MUSQ offers investors exposure to the global music industry and this growth by tracking the MUSQ Global Music Industry Index. This index encompasses a broad range of companies involved in various aspects of the music industry.
MUSQ gives investors exposure to the entire music industry ecosystem including streaming, content and distribution, live music events and ticketing, equipment and technology, and satellite and radio.
The holdings in MUSQ are varied, covering different segments of the music industry:
MUSQ showcases a diverse blend of sectors within the music industry. Key sectors include information technology, featuring companies that provide essential music production and streaming technology, and communication services, which encompasses firms central to music streaming, broadcasting, and distribution. The consumer discretionary sector is also represented, highlighting businesses involved in consumer-facing music services, equipment, and live events.
Geographically, MUSQ spans several key regions. The United States dominates the ETF's holdings, reflecting its pivotal role in the global music industry. Japan contributes significantly, particularly in music equipment and production. South Korea's dynamic music scene, especially in K-pop, is also represented. Additionally, European firms add diversity, particularly in music streaming and production.
For music investors looking to shop around, MUSQ's competitors currently include the Clouty Tune ETF (TUNE) and the more niche, geographic and industry-specific KPOP and Korean Entertainment ETF (KPOP), both of which are also listed on NYSE ARCA.
TUNE is the most direct competitor to MUSQ, tracking the Solactive Clouty Tune index.
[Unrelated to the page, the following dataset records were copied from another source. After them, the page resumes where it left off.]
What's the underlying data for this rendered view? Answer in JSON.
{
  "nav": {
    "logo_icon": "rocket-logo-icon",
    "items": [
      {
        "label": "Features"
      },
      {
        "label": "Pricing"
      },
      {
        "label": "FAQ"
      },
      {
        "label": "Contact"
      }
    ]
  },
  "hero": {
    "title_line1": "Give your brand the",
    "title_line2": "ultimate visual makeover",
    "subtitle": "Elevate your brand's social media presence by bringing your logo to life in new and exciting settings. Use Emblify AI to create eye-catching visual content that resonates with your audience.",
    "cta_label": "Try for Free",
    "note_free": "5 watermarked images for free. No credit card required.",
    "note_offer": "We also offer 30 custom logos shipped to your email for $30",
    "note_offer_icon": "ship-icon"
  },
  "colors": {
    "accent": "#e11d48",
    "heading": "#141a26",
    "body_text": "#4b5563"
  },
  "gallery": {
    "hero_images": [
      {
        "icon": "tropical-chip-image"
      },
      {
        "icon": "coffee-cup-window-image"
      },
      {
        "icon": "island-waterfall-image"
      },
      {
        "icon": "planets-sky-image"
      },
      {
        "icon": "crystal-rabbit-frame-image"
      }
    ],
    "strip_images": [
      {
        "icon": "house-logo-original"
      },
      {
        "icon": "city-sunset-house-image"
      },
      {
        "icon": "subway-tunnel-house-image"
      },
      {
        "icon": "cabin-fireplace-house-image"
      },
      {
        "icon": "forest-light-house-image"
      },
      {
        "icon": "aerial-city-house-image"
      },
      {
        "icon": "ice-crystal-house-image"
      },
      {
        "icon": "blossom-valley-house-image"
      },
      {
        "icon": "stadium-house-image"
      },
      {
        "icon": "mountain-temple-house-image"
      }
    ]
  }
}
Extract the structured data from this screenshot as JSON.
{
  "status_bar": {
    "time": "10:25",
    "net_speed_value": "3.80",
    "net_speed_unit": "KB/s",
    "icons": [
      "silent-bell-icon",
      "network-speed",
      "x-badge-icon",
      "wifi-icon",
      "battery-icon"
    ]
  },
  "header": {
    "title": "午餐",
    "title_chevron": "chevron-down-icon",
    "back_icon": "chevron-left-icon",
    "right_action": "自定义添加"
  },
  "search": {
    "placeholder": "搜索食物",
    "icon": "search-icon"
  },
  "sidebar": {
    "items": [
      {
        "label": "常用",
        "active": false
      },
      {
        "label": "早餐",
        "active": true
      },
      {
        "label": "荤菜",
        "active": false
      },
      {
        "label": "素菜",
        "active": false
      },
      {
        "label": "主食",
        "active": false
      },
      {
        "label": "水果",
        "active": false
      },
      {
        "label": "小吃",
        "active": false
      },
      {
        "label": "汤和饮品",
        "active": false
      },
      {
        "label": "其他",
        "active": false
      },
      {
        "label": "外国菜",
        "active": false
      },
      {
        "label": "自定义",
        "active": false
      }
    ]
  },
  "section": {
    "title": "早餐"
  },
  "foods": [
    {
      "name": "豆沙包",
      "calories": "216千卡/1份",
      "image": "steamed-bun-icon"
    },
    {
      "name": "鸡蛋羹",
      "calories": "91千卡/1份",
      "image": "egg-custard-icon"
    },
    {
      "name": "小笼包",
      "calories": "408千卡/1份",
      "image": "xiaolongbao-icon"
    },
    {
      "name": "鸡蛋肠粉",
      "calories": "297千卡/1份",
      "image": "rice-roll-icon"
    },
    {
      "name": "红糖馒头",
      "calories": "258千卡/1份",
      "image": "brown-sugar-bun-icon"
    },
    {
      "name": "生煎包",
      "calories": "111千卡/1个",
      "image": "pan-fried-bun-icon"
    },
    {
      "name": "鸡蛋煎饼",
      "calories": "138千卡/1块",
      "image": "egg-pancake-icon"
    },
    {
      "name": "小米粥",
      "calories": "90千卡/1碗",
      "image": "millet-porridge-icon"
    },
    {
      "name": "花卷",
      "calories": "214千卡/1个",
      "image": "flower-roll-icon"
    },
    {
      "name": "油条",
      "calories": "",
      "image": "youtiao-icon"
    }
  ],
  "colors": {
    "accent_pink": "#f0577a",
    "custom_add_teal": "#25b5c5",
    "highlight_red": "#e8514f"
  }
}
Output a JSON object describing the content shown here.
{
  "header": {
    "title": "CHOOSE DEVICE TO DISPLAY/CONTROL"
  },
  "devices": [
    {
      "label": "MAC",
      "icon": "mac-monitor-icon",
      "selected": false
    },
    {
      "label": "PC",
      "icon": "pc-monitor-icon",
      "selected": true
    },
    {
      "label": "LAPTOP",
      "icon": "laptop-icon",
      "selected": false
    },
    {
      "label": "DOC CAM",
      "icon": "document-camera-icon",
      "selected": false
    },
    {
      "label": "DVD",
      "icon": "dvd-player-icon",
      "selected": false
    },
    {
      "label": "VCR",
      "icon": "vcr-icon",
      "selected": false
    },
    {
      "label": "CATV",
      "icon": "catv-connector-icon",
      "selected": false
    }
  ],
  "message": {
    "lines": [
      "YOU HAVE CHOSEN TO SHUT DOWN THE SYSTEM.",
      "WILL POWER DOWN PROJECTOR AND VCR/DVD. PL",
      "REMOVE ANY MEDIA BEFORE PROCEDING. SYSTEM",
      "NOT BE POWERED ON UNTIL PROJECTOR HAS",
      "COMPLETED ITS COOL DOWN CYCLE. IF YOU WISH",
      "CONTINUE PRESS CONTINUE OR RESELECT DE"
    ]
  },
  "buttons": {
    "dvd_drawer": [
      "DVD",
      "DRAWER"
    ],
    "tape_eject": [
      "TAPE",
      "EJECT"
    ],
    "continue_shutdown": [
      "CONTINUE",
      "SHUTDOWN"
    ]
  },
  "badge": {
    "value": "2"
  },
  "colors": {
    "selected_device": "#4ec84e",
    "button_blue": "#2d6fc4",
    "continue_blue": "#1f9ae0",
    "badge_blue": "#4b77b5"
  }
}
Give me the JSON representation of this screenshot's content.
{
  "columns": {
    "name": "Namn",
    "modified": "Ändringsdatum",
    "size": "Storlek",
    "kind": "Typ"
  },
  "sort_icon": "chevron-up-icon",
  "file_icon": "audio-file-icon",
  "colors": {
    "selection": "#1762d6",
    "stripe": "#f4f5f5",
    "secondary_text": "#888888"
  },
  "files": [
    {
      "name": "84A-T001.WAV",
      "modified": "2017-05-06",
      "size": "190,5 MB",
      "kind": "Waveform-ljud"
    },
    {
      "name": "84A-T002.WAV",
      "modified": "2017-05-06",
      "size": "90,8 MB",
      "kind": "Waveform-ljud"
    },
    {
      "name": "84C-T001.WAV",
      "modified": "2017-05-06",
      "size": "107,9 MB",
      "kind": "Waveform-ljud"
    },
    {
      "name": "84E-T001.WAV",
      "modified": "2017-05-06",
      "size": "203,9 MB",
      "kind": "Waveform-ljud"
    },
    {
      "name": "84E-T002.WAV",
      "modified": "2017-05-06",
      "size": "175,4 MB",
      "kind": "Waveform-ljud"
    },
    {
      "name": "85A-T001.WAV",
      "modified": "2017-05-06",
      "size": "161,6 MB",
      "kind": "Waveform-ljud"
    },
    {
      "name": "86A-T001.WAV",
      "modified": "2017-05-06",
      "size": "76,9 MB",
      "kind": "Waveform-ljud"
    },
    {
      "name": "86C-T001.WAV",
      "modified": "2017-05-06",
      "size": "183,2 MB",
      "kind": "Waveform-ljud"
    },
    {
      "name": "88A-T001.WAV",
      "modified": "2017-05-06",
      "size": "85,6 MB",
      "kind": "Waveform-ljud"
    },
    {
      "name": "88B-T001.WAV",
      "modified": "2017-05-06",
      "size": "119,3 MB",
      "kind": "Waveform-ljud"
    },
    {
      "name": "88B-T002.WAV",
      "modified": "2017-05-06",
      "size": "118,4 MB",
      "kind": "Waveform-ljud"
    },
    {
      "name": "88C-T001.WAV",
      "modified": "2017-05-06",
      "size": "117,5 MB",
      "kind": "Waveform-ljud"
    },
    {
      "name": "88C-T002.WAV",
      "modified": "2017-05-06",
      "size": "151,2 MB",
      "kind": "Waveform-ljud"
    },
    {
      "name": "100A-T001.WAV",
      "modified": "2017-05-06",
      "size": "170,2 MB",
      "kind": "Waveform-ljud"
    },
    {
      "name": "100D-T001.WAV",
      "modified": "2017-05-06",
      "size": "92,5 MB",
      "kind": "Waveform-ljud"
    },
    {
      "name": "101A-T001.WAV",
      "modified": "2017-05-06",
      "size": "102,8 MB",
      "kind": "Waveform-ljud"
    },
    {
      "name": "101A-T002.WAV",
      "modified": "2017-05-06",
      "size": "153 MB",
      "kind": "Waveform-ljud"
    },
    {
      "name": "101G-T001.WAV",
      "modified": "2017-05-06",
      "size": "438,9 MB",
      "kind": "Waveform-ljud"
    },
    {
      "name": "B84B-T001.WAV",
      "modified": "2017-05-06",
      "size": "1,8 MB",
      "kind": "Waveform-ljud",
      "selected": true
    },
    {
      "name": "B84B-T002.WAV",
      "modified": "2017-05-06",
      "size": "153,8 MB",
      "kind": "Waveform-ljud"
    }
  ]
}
However, compared to MUSQ it has attracted far fewer assets under management at $500,973 compared to $12.9 million, despite having an earlier inception date of June 21, 2023, compared to July 6, 2023. That being said, it is cheaper with a 0.65% expense ratio compared to 0.78% for MUSQ.
Investors looking to target the Korean entertainment business can do so via KPOP, which focuses on 30 Korean-listed stocks involved in the country's domestic entertainment industry. While both MUSQ and TUNE have exposure to some of these companies, KPOP has a pure-play focus on them. The ETF charges a 0.75% expense ratio and has attracted just over $3 million in AUM.
Please note this article is for information purposes only and does not in any way constitute investment advice. It is essential that you seek advice from a registered financial professional prior to making any investment decision.